Madonna King has a deep and unique understanding of what makes young women tick.
Apart from being one of Australia’s most accomplished journalists and the author of nine books, King’s most recent work is the best-selling study on just how dads and their teen girls get along, Fathers and Daughters.
Her research saw her talking to young women across the country and the many professionals who interact with them on a daily basis, making King the perfect keynote speaker for The Lady Musgrave Trust’s 2019 Forum on Women and Homelessness.
The author has gained a wealth of insight into the worlds and minds of young women and how they experience the world they’re growing up in today.
“Over the last two years I’ve interviewed about 1500 girls, 400 dads, 60 mums, dozens and dozens of school principals, teen psychologists, teachers, guidance officers and parenting experts,” King says.
“And as a mother of two teenagers, I can see a real concern relating to tomorrow’s female leaders.”
She cites a “lack of connectedness” as a key issue, despite the fact that young girls are often connected via a phone 24 hours a day, seven days a week.
“Many of them are utterly alone and dealing with really serious things,” she says.
“When we were children and we had an argument at school, we could come home and close the doors and home was a sanctuary – and often only one parent was working.
“Now a girl will come home and go into her room, where any kind of argument can escalate and go right through the night.
“This sense of fitting in is so big now that our girls will almost do anything largely to fit in.
“The quandary they’re in, in who they are, their identity, is much more difficult than when we were that age.
“They are not talking to their parents, they are being influenced by people online they’ve never met.
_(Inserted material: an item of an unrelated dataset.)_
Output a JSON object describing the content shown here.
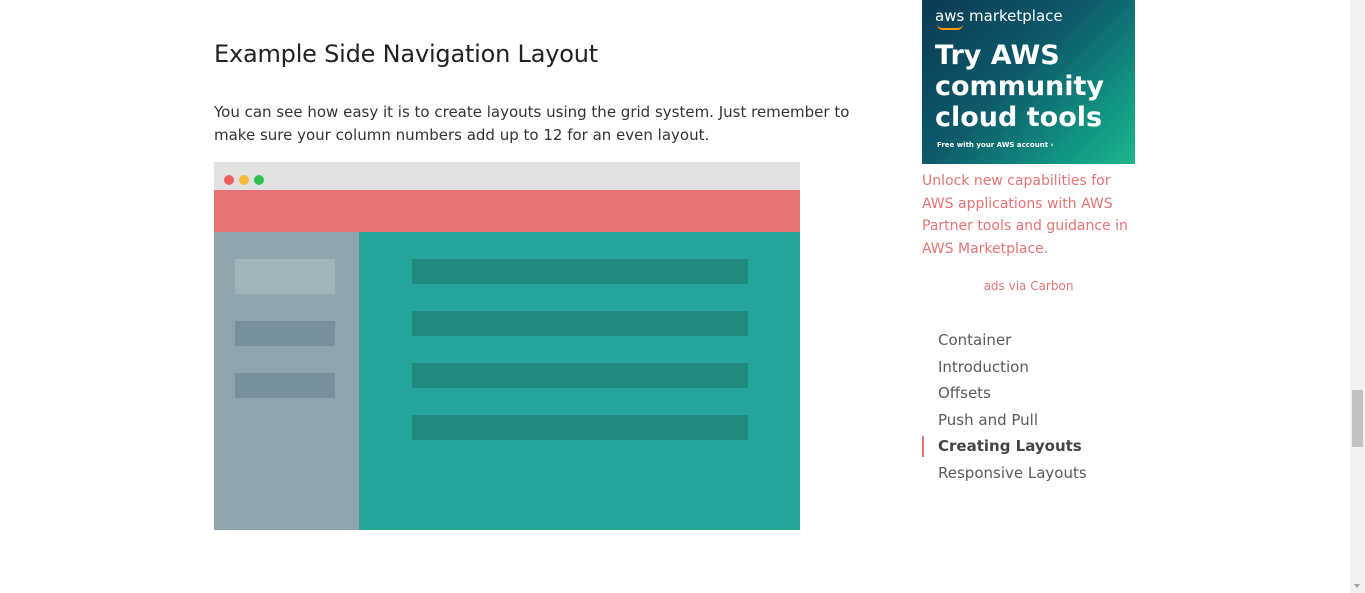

There’s a tsunami of instant gratification.
“What’s the impact of this?”
King will share her insights into those impacts and much more when she speaks at the 2019 Annual Forum on Women and Homelessness in Brisbane on Wednesday 7 August.
“My heart goes out to them,” King says.
“They’re just so vulnerable in a world so different from the people making policy and indeed their own parents.”
King says there is an “epidemic of anxiety among teen girls” and that they commonly experience “dramatic highs and lows”.
“I think we have high expectations of our girls and they have high expectations of themselves.”
She also says the importance of parents should never be underestimated – particularly dads.
“Too many fathers settle for the role of provider, not parent – and I think there is a generation of teenagers screaming out for contact with their parents.
“And in a busy busy world, we as parents have to stop and ensure we’re not just listening to our kids but really hearing what they’re telling us.”
Madonna King is a keynote speaker at the The 11th Annual Forum on Women and Homelessness, which will explore themes around building resilience, surviving and thriving, in Brisbane on Wednesday 7 August.